6.1.4. Miscellaneous Hints

6.1.4.1. What is the preferred etiquette when synchronizing to a public server?
6.1.4.2. How and where can I find public Time Servers?

6.1.4.1. What is the preferred etiquette when synchronizing to a public server?

If the listing at http://www.eecis.udel.edu/~ntp says to notify before before using a server, then you should send email and wait until you get an affirmative reply before using that server.

Some public timeservers are listed as "open access" with no notice required (especially the secondaries). Very public-spirited. I have one of these (stratum-2 right now) at ntp-cup.external.hp.com.

You should probably have no more than three of your timeservers using any individual public timeserver. Let all of your internal clients be served by those three (or three-groups-of-three).

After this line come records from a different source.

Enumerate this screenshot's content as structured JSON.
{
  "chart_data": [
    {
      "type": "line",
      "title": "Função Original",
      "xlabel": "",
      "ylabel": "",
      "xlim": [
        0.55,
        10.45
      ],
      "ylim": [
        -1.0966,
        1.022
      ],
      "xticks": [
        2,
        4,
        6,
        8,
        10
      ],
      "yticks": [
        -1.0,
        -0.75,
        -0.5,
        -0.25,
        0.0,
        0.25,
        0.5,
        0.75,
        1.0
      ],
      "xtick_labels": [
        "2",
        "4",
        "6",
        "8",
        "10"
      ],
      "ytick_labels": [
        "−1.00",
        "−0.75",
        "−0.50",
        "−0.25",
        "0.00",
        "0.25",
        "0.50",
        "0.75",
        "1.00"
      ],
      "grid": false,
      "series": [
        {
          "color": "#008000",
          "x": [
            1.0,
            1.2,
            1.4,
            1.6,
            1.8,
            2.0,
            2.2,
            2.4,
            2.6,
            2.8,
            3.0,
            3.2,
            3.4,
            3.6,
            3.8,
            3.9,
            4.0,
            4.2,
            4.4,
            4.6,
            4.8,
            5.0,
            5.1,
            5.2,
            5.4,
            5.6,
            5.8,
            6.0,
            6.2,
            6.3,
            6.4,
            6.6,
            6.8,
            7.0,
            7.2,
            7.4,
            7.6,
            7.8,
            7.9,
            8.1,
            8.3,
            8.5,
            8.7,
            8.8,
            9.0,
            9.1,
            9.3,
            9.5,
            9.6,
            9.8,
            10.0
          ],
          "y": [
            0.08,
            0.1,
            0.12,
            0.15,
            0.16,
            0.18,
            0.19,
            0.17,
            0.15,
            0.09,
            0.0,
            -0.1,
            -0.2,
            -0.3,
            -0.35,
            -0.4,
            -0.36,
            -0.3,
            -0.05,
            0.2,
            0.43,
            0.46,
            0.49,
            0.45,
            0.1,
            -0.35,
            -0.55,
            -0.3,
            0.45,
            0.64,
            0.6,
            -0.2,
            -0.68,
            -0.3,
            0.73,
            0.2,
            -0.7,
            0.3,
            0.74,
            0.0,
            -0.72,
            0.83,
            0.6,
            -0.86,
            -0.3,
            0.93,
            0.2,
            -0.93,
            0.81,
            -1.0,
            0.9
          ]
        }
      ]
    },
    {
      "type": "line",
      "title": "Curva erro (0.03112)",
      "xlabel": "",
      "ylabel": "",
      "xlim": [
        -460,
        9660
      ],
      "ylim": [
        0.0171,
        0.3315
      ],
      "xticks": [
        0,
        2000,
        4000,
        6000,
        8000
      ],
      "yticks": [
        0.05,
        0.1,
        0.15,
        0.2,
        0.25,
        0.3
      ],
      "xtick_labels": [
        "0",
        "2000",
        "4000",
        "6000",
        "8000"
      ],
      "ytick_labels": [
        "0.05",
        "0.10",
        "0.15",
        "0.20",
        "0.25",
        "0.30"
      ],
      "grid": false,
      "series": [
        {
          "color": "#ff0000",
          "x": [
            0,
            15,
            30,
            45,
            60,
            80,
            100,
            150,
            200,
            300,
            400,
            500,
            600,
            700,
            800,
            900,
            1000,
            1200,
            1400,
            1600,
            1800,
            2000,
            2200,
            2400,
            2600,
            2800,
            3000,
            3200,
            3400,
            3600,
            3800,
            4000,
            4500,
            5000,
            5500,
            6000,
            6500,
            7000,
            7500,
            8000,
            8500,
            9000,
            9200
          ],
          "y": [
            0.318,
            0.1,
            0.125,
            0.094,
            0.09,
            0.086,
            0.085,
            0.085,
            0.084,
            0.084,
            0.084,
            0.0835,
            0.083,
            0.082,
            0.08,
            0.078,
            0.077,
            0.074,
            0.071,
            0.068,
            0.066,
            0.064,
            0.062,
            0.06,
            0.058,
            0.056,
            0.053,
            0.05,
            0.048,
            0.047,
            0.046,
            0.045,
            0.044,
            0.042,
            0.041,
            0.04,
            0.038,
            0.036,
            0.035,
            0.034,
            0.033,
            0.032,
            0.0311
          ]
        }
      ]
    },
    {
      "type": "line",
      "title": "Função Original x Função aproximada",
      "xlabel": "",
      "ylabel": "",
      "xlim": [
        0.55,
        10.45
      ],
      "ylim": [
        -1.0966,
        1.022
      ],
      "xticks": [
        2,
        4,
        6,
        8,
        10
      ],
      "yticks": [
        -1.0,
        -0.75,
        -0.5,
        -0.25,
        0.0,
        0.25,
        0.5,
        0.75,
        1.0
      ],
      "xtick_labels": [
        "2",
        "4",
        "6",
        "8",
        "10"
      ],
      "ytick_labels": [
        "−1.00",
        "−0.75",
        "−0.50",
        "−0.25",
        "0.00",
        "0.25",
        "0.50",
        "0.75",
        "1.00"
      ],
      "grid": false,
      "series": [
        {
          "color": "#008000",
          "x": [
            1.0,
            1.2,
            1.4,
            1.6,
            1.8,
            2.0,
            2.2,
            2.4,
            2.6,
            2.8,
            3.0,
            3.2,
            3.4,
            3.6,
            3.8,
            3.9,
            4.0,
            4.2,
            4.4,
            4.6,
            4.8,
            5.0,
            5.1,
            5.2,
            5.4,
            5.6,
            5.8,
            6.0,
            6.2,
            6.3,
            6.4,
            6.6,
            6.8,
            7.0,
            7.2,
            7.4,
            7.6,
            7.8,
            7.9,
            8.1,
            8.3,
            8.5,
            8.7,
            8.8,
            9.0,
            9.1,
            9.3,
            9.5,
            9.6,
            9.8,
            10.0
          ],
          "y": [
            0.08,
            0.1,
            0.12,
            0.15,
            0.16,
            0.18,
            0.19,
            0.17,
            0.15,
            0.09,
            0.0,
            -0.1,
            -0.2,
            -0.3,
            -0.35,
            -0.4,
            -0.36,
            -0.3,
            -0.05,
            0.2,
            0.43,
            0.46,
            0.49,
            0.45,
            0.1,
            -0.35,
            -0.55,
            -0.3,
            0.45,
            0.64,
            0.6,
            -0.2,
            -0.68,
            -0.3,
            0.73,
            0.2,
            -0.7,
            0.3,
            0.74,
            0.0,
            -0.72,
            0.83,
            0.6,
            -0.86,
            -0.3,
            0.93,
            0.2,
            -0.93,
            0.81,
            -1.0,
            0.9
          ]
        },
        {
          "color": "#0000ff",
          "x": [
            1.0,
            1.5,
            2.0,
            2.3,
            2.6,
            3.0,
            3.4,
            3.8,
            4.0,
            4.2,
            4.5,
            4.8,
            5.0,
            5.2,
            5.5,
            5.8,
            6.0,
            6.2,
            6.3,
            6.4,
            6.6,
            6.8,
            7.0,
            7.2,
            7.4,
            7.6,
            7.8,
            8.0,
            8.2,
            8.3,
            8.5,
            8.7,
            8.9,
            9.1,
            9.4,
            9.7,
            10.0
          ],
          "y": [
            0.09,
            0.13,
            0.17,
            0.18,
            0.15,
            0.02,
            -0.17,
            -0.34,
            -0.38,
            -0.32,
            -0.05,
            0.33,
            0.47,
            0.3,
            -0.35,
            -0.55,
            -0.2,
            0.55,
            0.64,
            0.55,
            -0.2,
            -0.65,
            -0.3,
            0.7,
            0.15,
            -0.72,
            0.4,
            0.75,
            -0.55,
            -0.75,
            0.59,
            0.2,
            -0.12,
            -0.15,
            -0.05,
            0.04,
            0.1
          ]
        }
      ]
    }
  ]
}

The most popular time servers are highly overloaded, recommending that you should avoid them if possible. The official etiquette is described in http://www.eecis.udel.edu/~mills/ntp/servers.htm, section Rules of Engagement.[1]

6.1.4.2. How and where can I find public Time Servers?

Additionally, NIST (the United States National Instute of Standards and Technology) has a list of public time servers at http://www.boulder.nist.gov/timefreq/service/time-servers.html. Their policy statement implies that their Internet time servers are open access to everyone.

Notes

[1]

This is true for IP version 4. NTP for IP version 6 has not yet been defined.

[2]

Mark Martinec contributed:

On a Cisco router running IOS one can save the current frequency offset estimate to a nonvolatile memory with a command write memory (or a newer copy running-config startup-config), to make sure router starts up with a good frequency estimate after a reset. Do that manually after a day or two of a stable router operation with its NTP synchronized, and perhaps a few more times per year during seasons changes if router is operating in non-air-conditioned environment. This operation saves the current frequency estimate as a configuration line ntp clock-period xxxx.

[3]

In NTP Security Model key IDs are described as 32-bit values.